Pierre Bondouy
- Date of birth: 30 July 1970 (age 55)
- Place of birth: Villefranche-de-Lauragais, Haute-Garonne, France
- Height: 5 ft 11 in (180 cm)
- Weight: 166 lb (75 kg)

Rugby union career
- Position(s): Three-quarter

International career
- Years: Team / Apps / (Points)
- 1997–2000: France / 5 / (10)

= Pierre Bondouy =

French rugby union player (born 1970)

Pierre Bondouy (born 30 July 1970) is a French former rugby union international.

Born in Villefranche-de-Lauragais, Bondouy was a three-quarter, capped five times by France between 1997 and 2000. He made his debut off the bench in a win over Scotland at Parc des Princes in the 1997 Five Nations, which earned France the grand slam. His two Test tries both came as a centre in France's 1997 loss to Italy in Grenoble.
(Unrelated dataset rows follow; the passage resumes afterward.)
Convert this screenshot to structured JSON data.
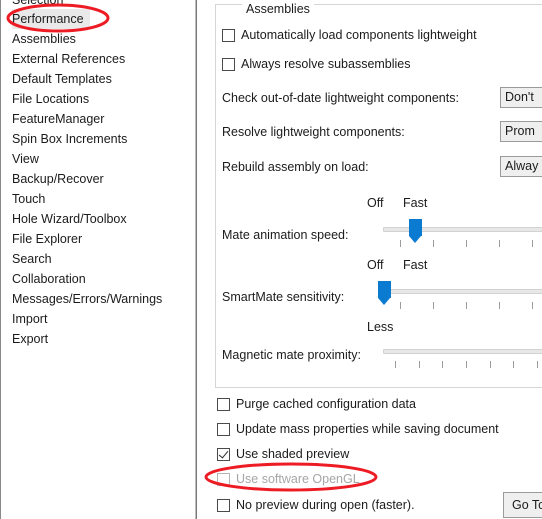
{
  "sidebar": {
    "items": [
      {
        "label": "Selection",
        "selected": false,
        "clipped": true
      },
      {
        "label": "Performance",
        "selected": true,
        "clipped": false
      },
      {
        "label": "Assemblies",
        "selected": false,
        "clipped": false
      },
      {
        "label": "External References",
        "selected": false,
        "clipped": false
      },
      {
        "label": "Default Templates",
        "selected": false,
        "clipped": false
      },
      {
        "label": "File Locations",
        "selected": false,
        "clipped": false
      },
      {
        "label": "FeatureManager",
        "selected": false,
        "clipped": false
      },
      {
        "label": "Spin Box Increments",
        "selected": false,
        "clipped": false
      },
      {
        "label": "View",
        "selected": false,
        "clipped": false
      },
      {
        "label": "Backup/Recover",
        "selected": false,
        "clipped": false
      },
      {
        "label": "Touch",
        "selected": false,
        "clipped": false
      },
      {
        "label": "Hole Wizard/Toolbox",
        "selected": false,
        "clipped": false
      },
      {
        "label": "File Explorer",
        "selected": false,
        "clipped": false
      },
      {
        "label": "Search",
        "selected": false,
        "clipped": false
      },
      {
        "label": "Collaboration",
        "selected": false,
        "clipped": false
      },
      {
        "label": "Messages/Errors/Warnings",
        "selected": false,
        "clipped": false
      },
      {
        "label": "Import",
        "selected": false,
        "clipped": false
      },
      {
        "label": "Export",
        "selected": false,
        "clipped": false
      }
    ]
  },
  "panel": {
    "group_title": "Assemblies",
    "checkboxes_top": [
      {
        "label": "Automatically load components lightweight",
        "checked": false,
        "disabled": false
      },
      {
        "label": "Always resolve subassemblies",
        "checked": false,
        "disabled": false
      }
    ],
    "fields": [
      {
        "label": "Check out-of-date lightweight components:",
        "value": "Don't"
      },
      {
        "label": "Resolve lightweight components:",
        "value": "Prom"
      },
      {
        "label": "Rebuild assembly on load:",
        "value": "Alway"
      }
    ],
    "sliders": [
      {
        "label": "Mate animation speed:",
        "cap_left": "Off",
        "cap_right": "Fast",
        "thumb_percent": 26,
        "ticks": 5
      },
      {
        "label": "SmartMate sensitivity:",
        "cap_left": "Off",
        "cap_right": "Fast",
        "thumb_percent": 0,
        "ticks": 5
      },
      {
        "label": "Magnetic mate proximity:",
        "cap_left": "Less",
        "cap_right": "",
        "thumb_percent": -1,
        "ticks": 7
      }
    ],
    "checkboxes_bottom": [
      {
        "label": "Purge cached configuration data",
        "checked": false,
        "disabled": false
      },
      {
        "label": "Update mass properties while saving document",
        "checked": false,
        "disabled": false
      },
      {
        "label": "Use shaded preview",
        "checked": true,
        "disabled": false
      },
      {
        "label": "Use software OpenGL",
        "checked": false,
        "disabled": true
      },
      {
        "label": "No preview during open (faster).",
        "checked": false,
        "disabled": false
      }
    ],
    "button": {
      "label": "Go To In"
    }
  },
  "annotations": {
    "accent_color": "#ED1C24",
    "ellipses": [
      {
        "target": "sidebar-item-performance"
      },
      {
        "target": "checkbox-use-software-opengl"
      }
    ]
  }
}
Later that year, Bondouy gained place on the tour of Australia, where he played the 2nd Test against the Wallabies at Ballymore.

Bondouy was a member of Stade Toulousain's 1998–99 French Championship-winning team and scored 12 tries for the club in Heineken Cup competition. He finished his career with several seasons at US Montauban.